Váyase a la punta del cerro en el Templo Baháí de Peñalolén

En los faldeos de la cordillera se sitúa este lugar, al que se puede llegar en auto, en bicicleta o a pie. "Es mejor llegar en auto, porque el tramo es largo, aunque si uno llega en micro hasta el final de avenida Grecia, igual se pude hacer", recomienda Daphne Silva, modelo y sicóloga, que ha visitado más de una vez el lugar, para desatarse de las cosas mundanas.

"La primera vez que fui no era tan popular como ahora, pero es tanto el relajo que una siente allí, que llegó a transformarse en un destino turístico diferente, al que llega mucha gente, pero es tan extenso que de igual forma una se logra relajar", narra su experiencia.

La casa de adoración, tal como está explicado en su sitio web, no busca que las personas se unan a una religión, menos que sigan un credo en específico. "Por lo que tengo entendido, es sólo un lugar donde ir a meditar, se puede ir en familia, pasar un buen rato y relajarse viendo Santiago completo. Eso sí, es mejor ir después de las lluvias, así se ve todo mejor", cuenta Daphne.

Bella arquitectura

Una de las cosas principales que destacan del templo, es su curiosa arquitectura. "Lo primero para mí fue saber qué era lo que había allá arriba, lo había visto que brillaba en los atardeceres, que hay que decir que desde allá son increíbles, y cuando llegué quedé maravillada. Es algo que una no está acostumbrada a ver".

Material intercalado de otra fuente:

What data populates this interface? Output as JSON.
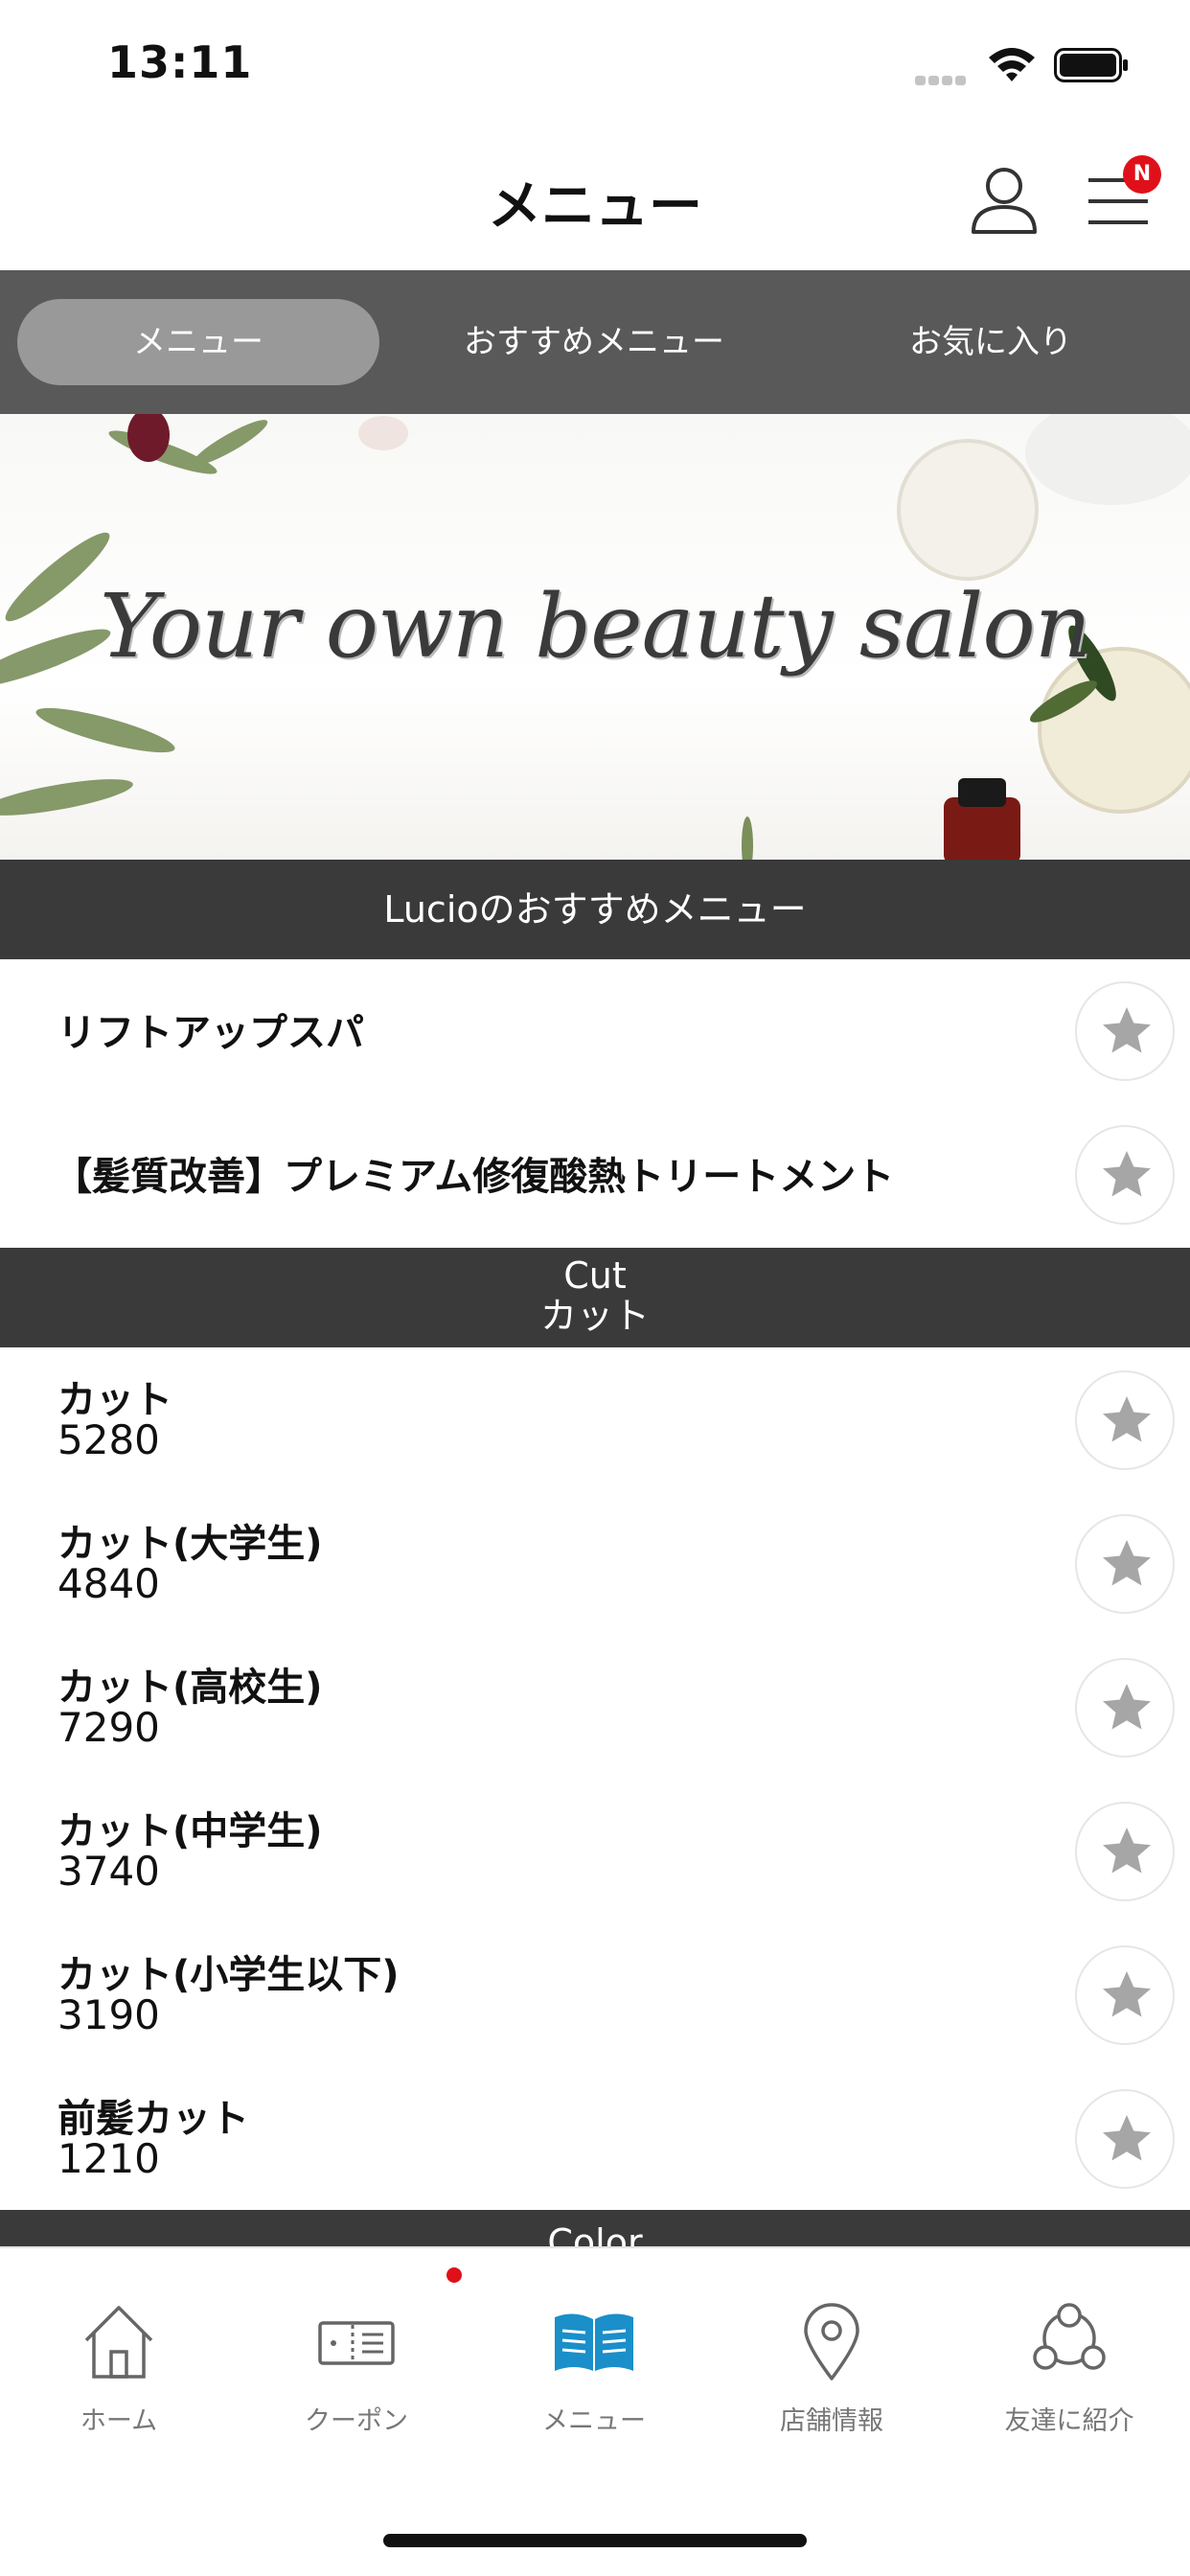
{
  "status_bar": {
    "time": "13:11"
  },
  "nav": {
    "title": "メニュー",
    "badge": "N"
  },
  "tabs": [
    {
      "label": "メニュー",
      "active": true
    },
    {
      "label": "おすすめメニュー",
      "active": false
    },
    {
      "label": "お気に入り",
      "active": false
    }
  ],
  "banner": {
    "text": "Your own beauty salon"
  },
  "sections": [
    {
      "title": "Lucioのおすすめメニュー",
      "items": [
        {
          "name": "リフトアップスパ"
        },
        {
          "name": "【髪質改善】プレミアム修復酸熱トリートメント"
        }
      ]
    },
    {
      "title_en": "Cut",
      "title_ja": "カット",
      "items": [
        {
          "name": "カット",
          "price": "5280"
        },
        {
          "name": "カット(大学生)",
          "price": "4840"
        },
        {
          "name": "カット(高校生)",
          "price": "7290"
        },
        {
          "name": "カット(中学生)",
          "price": "3740"
        },
        {
          "name": "カット(小学生以下)",
          "price": "3190"
        },
        {
          "name": "前髪カット",
          "price": "1210"
        }
      ]
    },
    {
      "title_en": "Color"
    }
  ],
  "tabbar": [
    {
      "label": "ホーム",
      "icon": "home-icon"
    },
    {
      "label": "クーポン",
      "icon": "coupon-icon"
    },
    {
      "label": "メニュー",
      "icon": "menu-book-icon",
      "active": true
    },
    {
      "label": "店舗情報",
      "icon": "location-pin-icon"
    },
    {
      "label": "友達に紹介",
      "icon": "share-friends-icon"
    }
  ],
  "colors": {
    "tab_bar_bg": "#595959",
    "section_header_bg": "#3a3a3a",
    "active_tab_icon": "#1a8fc9",
    "badge": "#e0101a",
    "star": "#a6a6a6"
  }
}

En lo que implica a religión, no existe nada definido, pues el lugar sólo aspira a causar serenidad a sus visitantes. "Tengo entendido que se hacen algunas actividades extras para la gente que quiera, pero en ningún momento me impusieron o me pidieron algo. Eso creo que es lo mejor de este lugar, que lo único que te piden es que te relajes".

El recinto, ubicado en Diagonal Las Torres 2000, no es algo único en este planeta, pues existe en distintas partes del mundo, como en Turkmenistán, que fue el primero, y también en Illinois (Estados Unidos), pasando por Uganda, Sidney, Frankfurt, San Miguelito (Panamá), Tiapapata (Samoa), Dehli (India) y, como último, aquí en Chile.